In the meantime, Hack had to make a living. The contract he signed with his surrogate father was grotesquely one-sided so that Kane reaped all the profits from the sales. So the writer parked his rusted van in the parking lot of a franchise of the fledgling Shakey’s Pizza Parlor chain and took a job as the night janitor with the understanding that he could live in the van on the restaurant’s property and crank out his terrible but strangely compelling novels during his off hours.
And so it went for the next fifty years. Hack would live in his van parked in the Shakey’s parking lot and spend midnight until 8:00 a.m. cleaning toilets and scraping vomit from off the arcade floor, and toil the rest of his waking hours on thousands of crap novels with titles like She Tried to Be Good, Escape from Hell and The Slut. It might have ended there were it not for Kane (now a multi-millionaire after branching out into pornographic movies and websites with an emphasis on foot fetishes) deciding to publish new editions of Hack’s earliest novels with the polished presentation that he’s always dreamed of. In stepped the second major figure in Hack’s life, the graphic artist Jonny M. Jonny had been an enthusiastic member of a small cult of Hack’s devoted readership and when he was offered the chance to make new cover artwork for the reissue of Hack’s first novel Reefer Girl, he jumped at it. This time, with a salacious new cover announcing Hack’s terrible prose, sales went through the roof. Kane was so thrilled that he hired Jonny to make a cover for the reissue of Hack’s second novel Rock ‘n Roll Gal. As before, Hack’s characters were so poorly drawn that Jonny used likenesses of himself, his pug Winston (who was later replaced by his pug Boris after Winston faked his own death and moved to Monte Carlo) and a collection of friends that he was presently pissed off at to try and give the characters a sense of humanity, and again the results were financially off the charts.
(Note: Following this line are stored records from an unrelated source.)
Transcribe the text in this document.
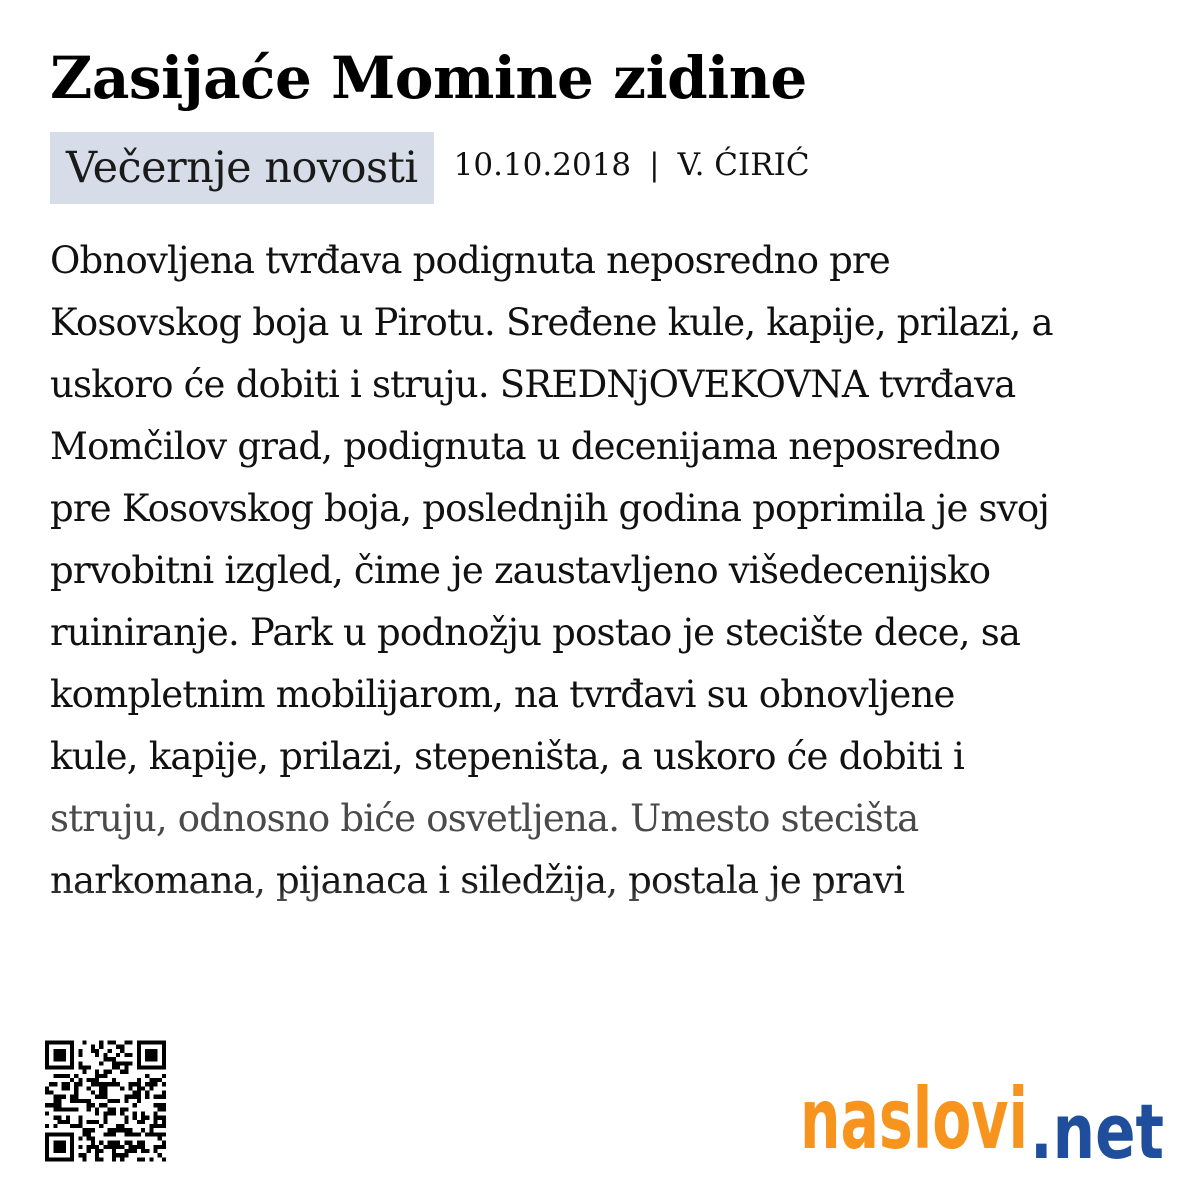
Zasijaće Momine zidine
Večernje novosti	10.10.2018 | V. ĆIRIĆ
Obnovljena tvrđava podignuta neposredno pre
Kosovskog boja u Pirotu. Sređene kule, kapije, prilazi, a
uskoro će dobiti i struju. SREDNjOVEKOVNA tvrđava
Momčilov grad, podignuta u decenijama neposredno
pre Kosovskog boja, poslednjih godina poprimila je svoj
prvobitni izgled, čime je zaustavljeno višedecenijsko
ruiniranje. Park u podnožju postao je stecište dece, sa
kompletnim mobilijarom, na tvrđavi su obnovljene
kule, kapije, prilazi, stepeništa, a uskoro će dobiti i
struju, odnosno biće osvetljena. Umesto stecišta
narkomana, pijanaca i siledžija, postala je pravi
naslovi .net
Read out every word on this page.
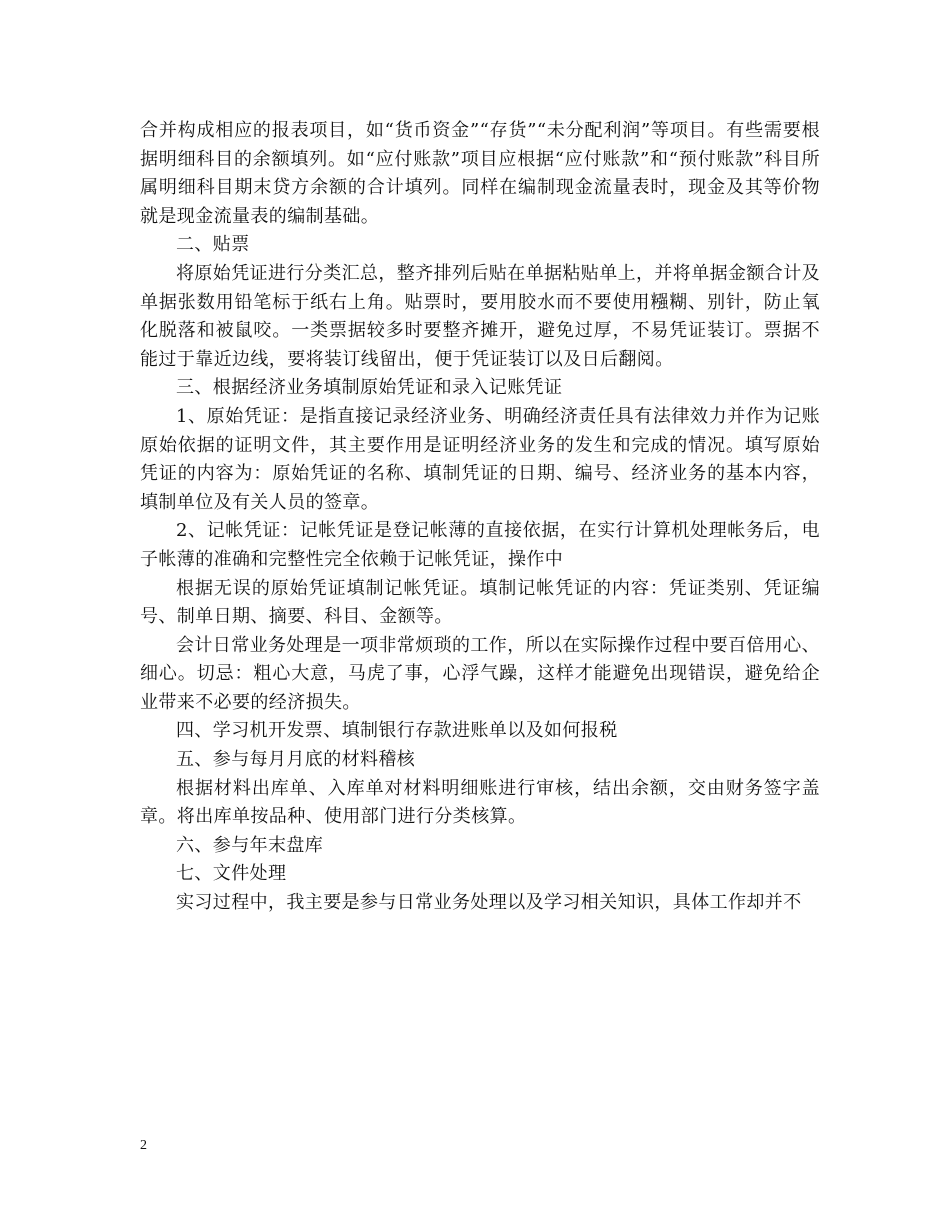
合并构成相应的报表项目，如“货币资金”“存货”“未分配利润”等项目。有些需要根据明细科目的余额填列。如“应付账款”项目应根据“应付账款”和“预付账款”科目所属明细科目期末贷方余额的合计填列。同样在编制现金流量表时，现金及其等价物就是现金流量表的编制基础。

二、贴票

将原始凭证进行分类汇总，整齐排列后贴在单据粘贴单上，并将单据金额合计及单据张数用铅笔标于纸右上角。贴票时，要用胶水而不要使用糨糊、别针，防止氧化脱落和被鼠咬。一类票据较多时要整齐摊开，避免过厚，不易凭证装订。票据不能过于靠近边线，要将装订线留出，便于凭证装订以及日后翻阅。

三、根据经济业务填制原始凭证和录入记账凭证

1、原始凭证：是指直接记录经济业务、明确经济责任具有法律效力并作为记账原始依据的证明文件，其主要作用是证明经济业务的发生和完成的情况。填写原始凭证的内容为：原始凭证的名称、填制凭证的日期、编号、经济业务的基本内容，填制单位及有关人员的签章。

2、记帐凭证：记帐凭证是登记帐薄的直接依据，在实行计算机处理帐务后，电子帐薄的准确和完整性完全依赖于记帐凭证，操作中

根据无误的原始凭证填制记帐凭证。填制记帐凭证的内容：凭证类别、凭证编号、制单日期、摘要、科目、金额等。

会计日常业务处理是一项非常烦琐的工作，所以在实际操作过程中要百倍用心、细心。切忌：粗心大意，马虎了事，心浮气躁，这样才能避免出现错误，避免给企业带来不必要的经济损失。

四、学习机开发票、填制银行存款进账单以及如何报税

五、参与每月月底的材料稽核

根据材料出库单、入库单对材料明细账进行审核，结出余额，交由财务签字盖章。将出库单按品种、使用部门进行分类核算。

六、参与年末盘库

七、文件处理

实习过程中，我主要是参与日常业务处理以及学习相关知识，具体工作却并不

2
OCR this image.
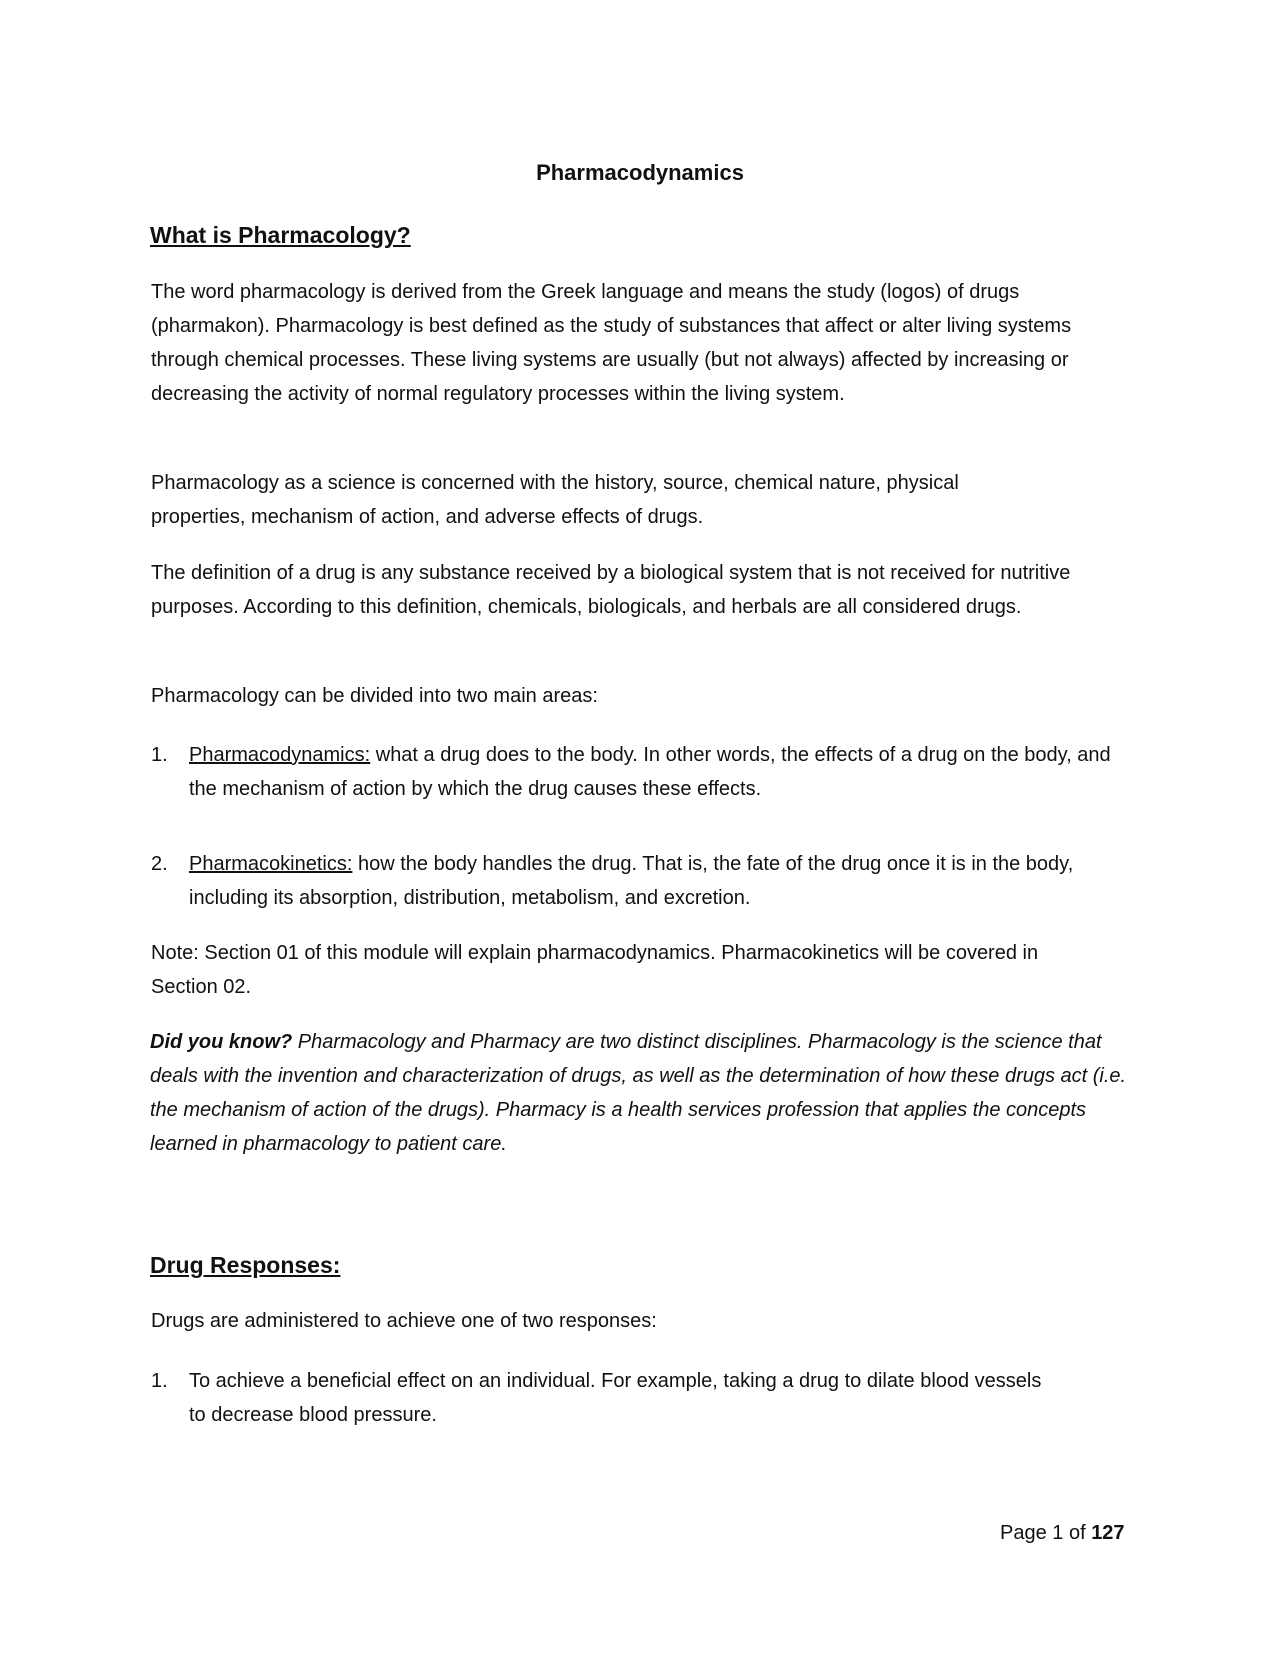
Pharmacodynamics
What is Pharmacology?
The word pharmacology is derived from the Greek language and means the study (logos) of drugs (pharmakon). Pharmacology is best defined as the study of substances that affect or alter living systems through chemical processes. These living systems are usually (but not always) affected by increasing or decreasing the activity of normal regulatory processes within the living system.
Pharmacology as a science is concerned with the history, source, chemical nature, physical properties, mechanism of action, and adverse effects of drugs.
The definition of a drug is any substance received by a biological system that is not received for nutritive purposes. According to this definition, chemicals, biologicals, and herbals are all considered drugs.
Pharmacology can be divided into two main areas:
1. Pharmacodynamics: what a drug does to the body. In other words, the effects of a drug on the body, and the mechanism of action by which the drug causes these effects.
2. Pharmacokinetics: how the body handles the drug. That is, the fate of the drug once it is in the body, including its absorption, distribution, metabolism, and excretion.
Note: Section 01 of this module will explain pharmacodynamics. Pharmacokinetics will be covered in Section 02.
Did you know? Pharmacology and Pharmacy are two distinct disciplines. Pharmacology is the science that deals with the invention and characterization of drugs, as well as the determination of how these drugs act (i.e. the mechanism of action of the drugs). Pharmacy is a health services profession that applies the concepts learned in pharmacology to patient care.
Drug Responses:
Drugs are administered to achieve one of two responses:
1. To achieve a beneficial effect on an individual. For example, taking a drug to dilate blood vessels to decrease blood pressure.
Page 1 of 127
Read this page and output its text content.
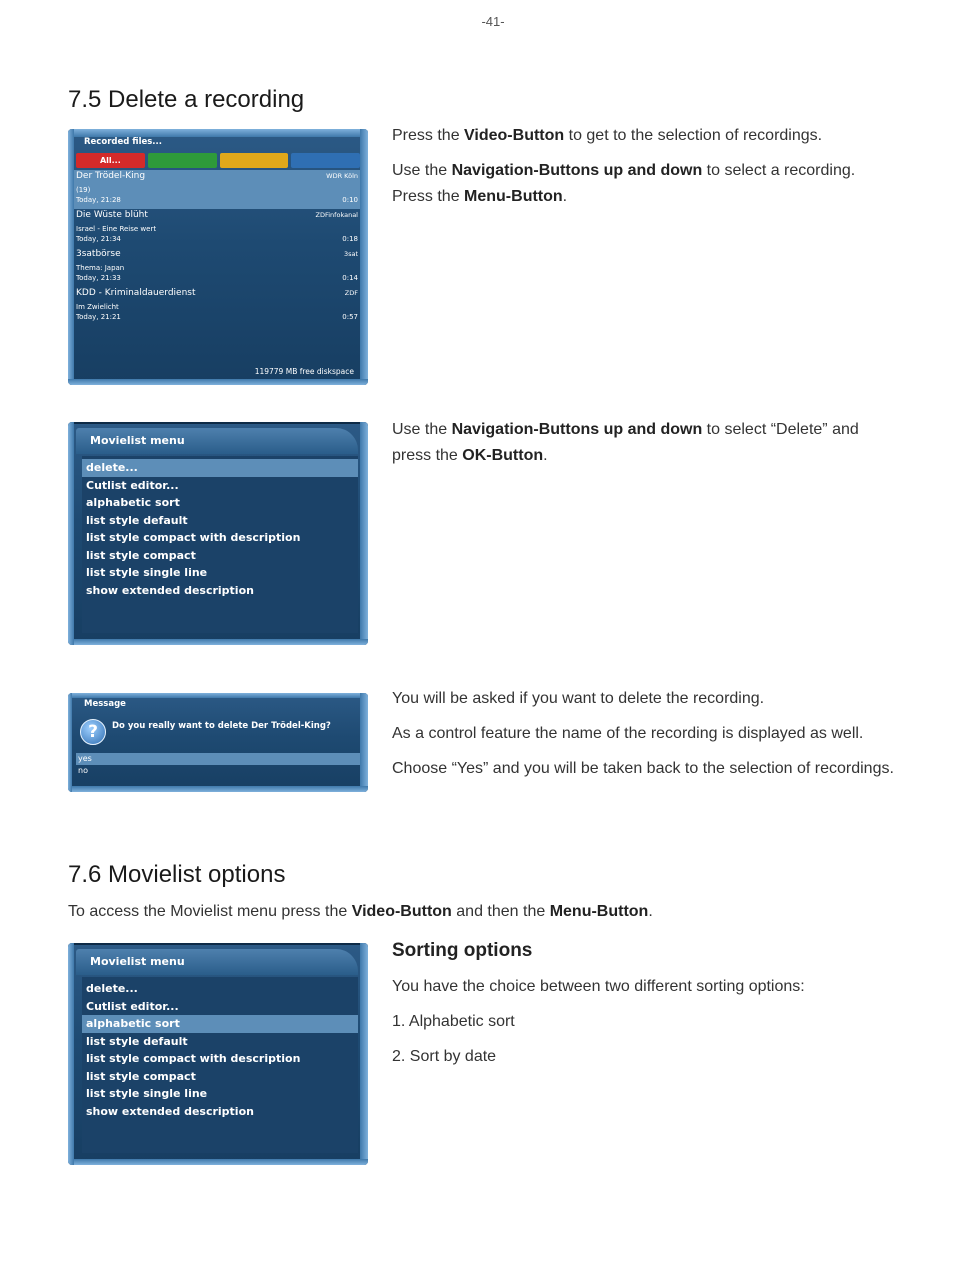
-41-
7.5 Delete a recording
Recorded files...
All...
Der Trödel-King	WDR Köln
(19)
Today, 21:28	0:10
Die Wüste blüht	ZDFinfokanal
Israel - Eine Reise wert
Today, 21:34	0:18
3satbörse	3sat
Thema: Japan
Today, 21:33	0:14
KDD - Kriminaldauerdienst	ZDF
Im Zwielicht
Today, 21:21	0:57
119779 MB free diskspace

Press the Video-Button to get to the selection of recordings.

Use the Navigation-Buttons up and down to select a recording.
Press the Menu-Button.

Movielist menu
delete...
Cutlist editor...
alphabetic sort
list style default
list style compact with description
list style compact
list style single line
show extended description

Use the Navigation-Buttons up and down to select “Delete” and
press the OK-Button.

Message
?	Do you really want to delete Der Trödel-King?
yes
no

You will be asked if you want to delete the recording.

As a control feature the name of the recording is displayed as well.

Choose “Yes” and you will be taken back to the selection of recordings.

7.6 Movielist options

To access the Movielist menu press the Video-Button and then the Menu-Button.

Movielist menu
delete...
Cutlist editor...
alphabetic sort
list style default
list style compact with description
list style compact
list style single line
show extended description
Sorting options

You have the choice between two different sorting options:

1. Alphabetic sort

2. Sort by date
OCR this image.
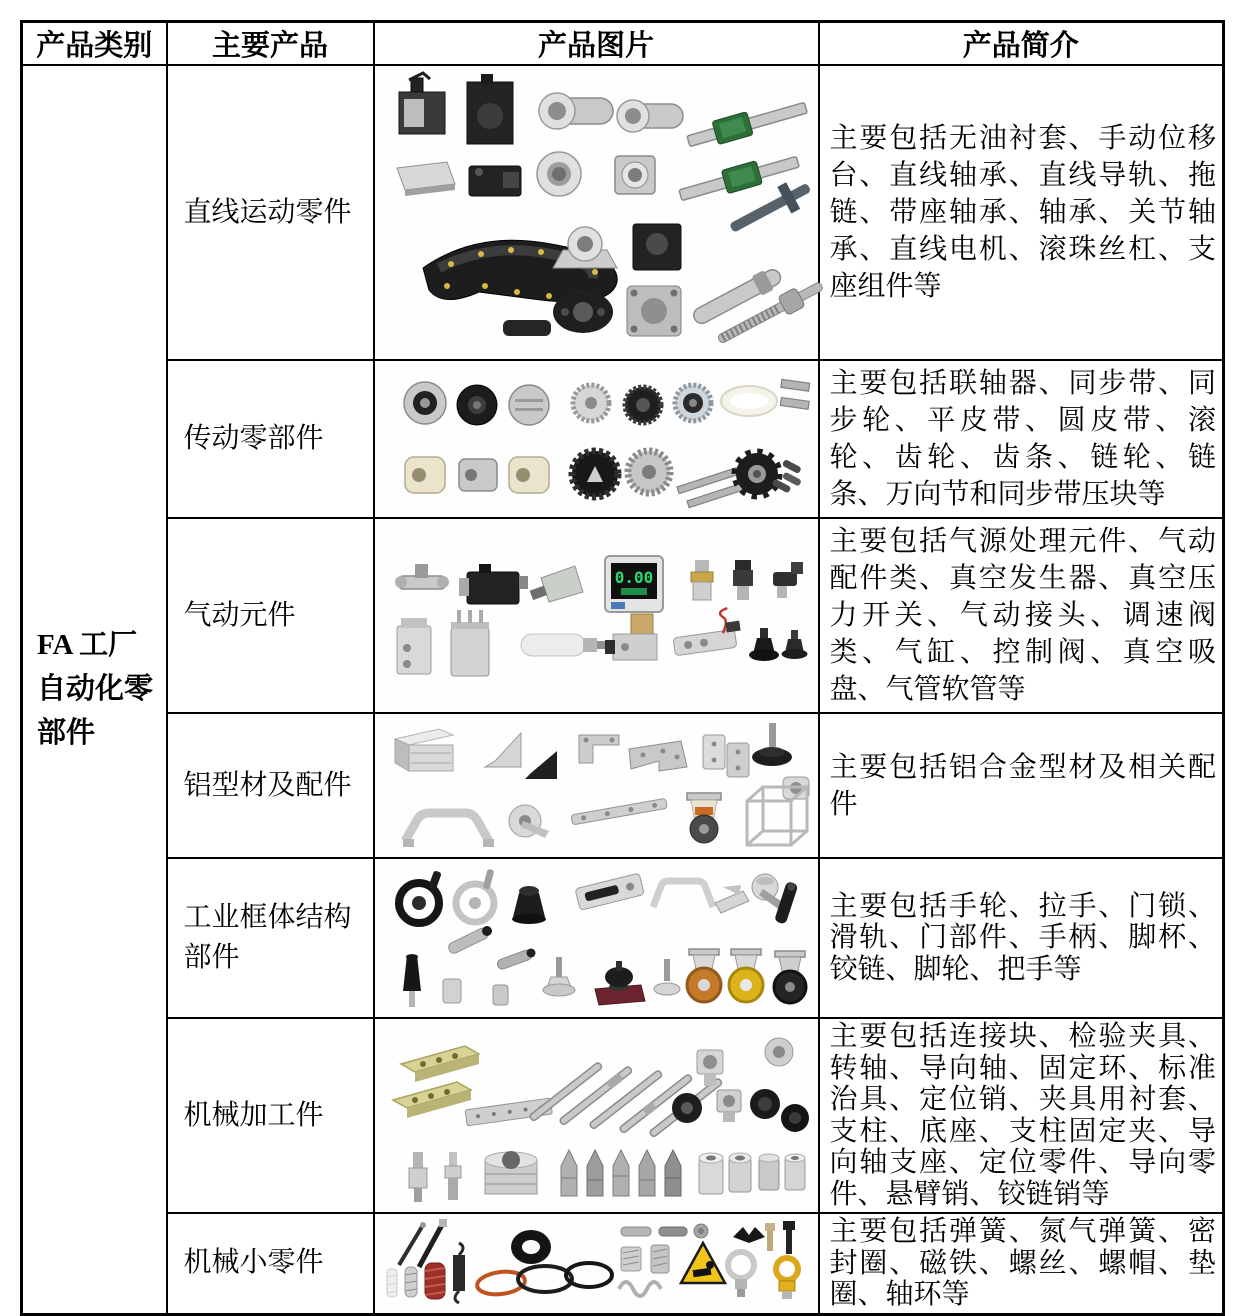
产品类别	主要产品	产品图片	产品简介
FA 工厂自动化零部件	直线运动零件		主要包括无油衬套、手动位移台、直线轴承、直线导轨、拖链、带座轴承、轴承、关节轴承、直线电机、滚珠丝杠、支座组件等
	传动零部件		主要包括联轴器、同步带、同步轮、平皮带、圆皮带、滚轮、齿轮、齿条、链轮、链条、万向节和同步带压块等
	气动元件	0.00	主要包括气源处理元件、气动配件类、真空发生器、真空压力开关、气动接头、调速阀类、气缸、控制阀、真空吸盘、气管软管等
	铝型材及配件		主要包括铝合金型材及相关配件
	工业框体结构部件		主要包括手轮、拉手、门锁、滑轨、门部件、手柄、脚杯、铰链、脚轮、把手等
	机械加工件		主要包括连接块、检验夹具、转轴、导向轴、固定环、标准治具、定位销、夹具用衬套、支柱、底座、支柱固定夹、导向轴支座、定位零件、导向零件、悬臂销、铰链销等
	机械小零件		主要包括弹簧、氮气弹簧、密封圈、磁铁、螺丝、螺帽、垫圈、轴环等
So now past his 70th year, Hack Werker has finally found the mass audience that always eluded him. With over 50,000 terrible novels to Hack’s credit, Jonny M. continues to make cover art for the reissues as well as for the countless new titles that Hack continues to crank out. The one downside is that Hack is still shackled to that original one-sided contract that he signed with John Kane all those decades ago so he still lives in his 1949 van parked in the Shakey’s parking lot and he continues to clock in every night at midnight to clean the pizza parlor’s toilets. But now when he is applying Windex to the mirrors in the restaurant’s men’s room, he beholds the reflection of the most celebrated author of pulp fiction who ever lived.